# Chapter 4: Data Flow Specification
[← Ch. 3](03_configuration.md) | [README](README.md) | [Ch. 5 →](05_battery_summary.md)
---
## 4.1 Stage 1: Response Generation
**Input:**
| Artifact | Format | Content |
|---|---|---|
| `queries.yaml` | YAML | 39 query definitions with id, text, category, difficulty, metadata |
**Process:**
For each query (sequential):
1. **Control:** Single Claude API call. No tools. System prompt = CONTROL_SYSTEM_PROMPT. Record response text, tokens, latency.
2. **Treatment:** Claude API call with tools from MCP `list_tools()`. Agent loop: if response contains `tool_use` blocks, execute via MCP client, return `tool_result`, repeat until text-only response or max 5 rounds. Record response text, all tool calls with arguments and results, pragmatics context_ids, tokens, latency.
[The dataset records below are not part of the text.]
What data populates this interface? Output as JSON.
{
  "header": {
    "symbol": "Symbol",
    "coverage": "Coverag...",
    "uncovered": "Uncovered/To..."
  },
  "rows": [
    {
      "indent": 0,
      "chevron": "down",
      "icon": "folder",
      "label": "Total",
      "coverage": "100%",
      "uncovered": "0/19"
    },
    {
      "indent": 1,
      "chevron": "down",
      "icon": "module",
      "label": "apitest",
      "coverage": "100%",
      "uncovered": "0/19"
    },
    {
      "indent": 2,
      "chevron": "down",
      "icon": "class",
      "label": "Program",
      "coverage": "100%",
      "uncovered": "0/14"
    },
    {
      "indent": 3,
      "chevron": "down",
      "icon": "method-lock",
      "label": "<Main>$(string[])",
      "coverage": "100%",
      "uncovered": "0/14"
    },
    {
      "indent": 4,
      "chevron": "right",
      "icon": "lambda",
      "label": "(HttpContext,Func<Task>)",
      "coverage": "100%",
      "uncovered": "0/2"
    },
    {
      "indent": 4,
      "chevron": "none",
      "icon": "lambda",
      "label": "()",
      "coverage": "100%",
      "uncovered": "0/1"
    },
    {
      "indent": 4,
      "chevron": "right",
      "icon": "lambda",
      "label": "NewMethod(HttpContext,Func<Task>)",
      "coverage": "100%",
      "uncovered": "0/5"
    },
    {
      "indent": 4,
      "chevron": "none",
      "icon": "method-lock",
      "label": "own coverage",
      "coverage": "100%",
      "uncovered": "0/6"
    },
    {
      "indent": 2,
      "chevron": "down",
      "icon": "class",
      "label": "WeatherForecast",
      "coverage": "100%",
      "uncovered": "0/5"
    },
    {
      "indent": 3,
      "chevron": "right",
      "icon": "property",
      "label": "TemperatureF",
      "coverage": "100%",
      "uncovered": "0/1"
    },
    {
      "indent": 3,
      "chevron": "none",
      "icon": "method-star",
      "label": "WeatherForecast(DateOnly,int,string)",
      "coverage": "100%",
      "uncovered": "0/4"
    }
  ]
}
3. **Write:** Serialize `QueryPair` (control + treatment) to JSONL. One line per query.
**Output:**
| Artifact | Format | Content | Size estimate |
|---|---|---|---|
| `results/cqs_responses_{timestamp}.jsonl` | JSON Lines | 39 QueryPair objects | ~2-5 MB |
**QueryPair schema:**
```json
{
"query_id": "NORM-001",
"query_text": "...",
"category": "normal",
"difficulty": "normal",
"control": {
"condition": "control",
"model": "claude-sonnet-4-5-20250929",
"system_prompt": "...",
"response_text": "...",
"tool_calls": [],
"pragmatics_returned": [],
"total_latency_ms": 4748.0,
"input_tokens": 49,
"output_tokens": 199,
"timestamp": "2026-02-12T22:46:11.400801"
},
"treatment": {
"condition": "treatment",
"model": "claude-sonnet-4-5-20250929",
"system_prompt": "...",
"response_text": "...",
"tool_calls": [
{
"tool_name": "get_methodology_guidance",
"arguments": {"topics": ["period_estimate", "margin_of_error"]},
"result": {"guidance": ["..."], "related": ["..."]},
"latency_ms": 32.5
}
],
"pragmatics_returned": ["ACS-MOE-001", "ACS-PER-001", "..."],
"total_latency_ms": 14233.5,
"input_tokens": 15774,
"output_tokens": 595,
"timestamp": "2026-02-12T22:46:25.634445"
}
}
```
## 4.2 Stage 2: Judge Scoring (Stubbed)
**Input:** `cqs_responses_{timestamp}.jsonl` + judge prompt template
**Process:** For each QueryPair × 3 judges:
1. Construct judge prompt with original query + blind-masked responses (A/B randomized per DEC-4B-008)
2. Send to judge model with structured output request
3. Parse CQSJudgment (6 dimensions × 2 responses + overall preference)
4. Write to scores JSONL
**Output:** `results/cqs_scores_{timestamp}.jsonl` — 39 × 3 = 117 CQSJudgment objects
**Detailed spec deferred** to Stage 2 implementation. Judge prompt template in `cqs_judge_prompt_template.md`.
## 4.3 Stage 3: Analysis (Stubbed)
**Input:** `cqs_scores_{timestamp}.jsonl`
**Process:**
1. Inter-rater agreement (Krippendorff's α ordinal, per dimension)
2. Treatment effect by stratum (edge cases: Wilcoxon signed-rank; normal: TOST equivalence)
3. Dimension-level analysis (which dimensions show largest treatment effect)
4. Vendor bias detection (does any judge systematically favor A or B)
5. Position bias quantification (effect of A/B randomization)
**Output:** Tables, figures, narrative for FCSM talk
**Detailed spec deferred** to Stage 3 implementation.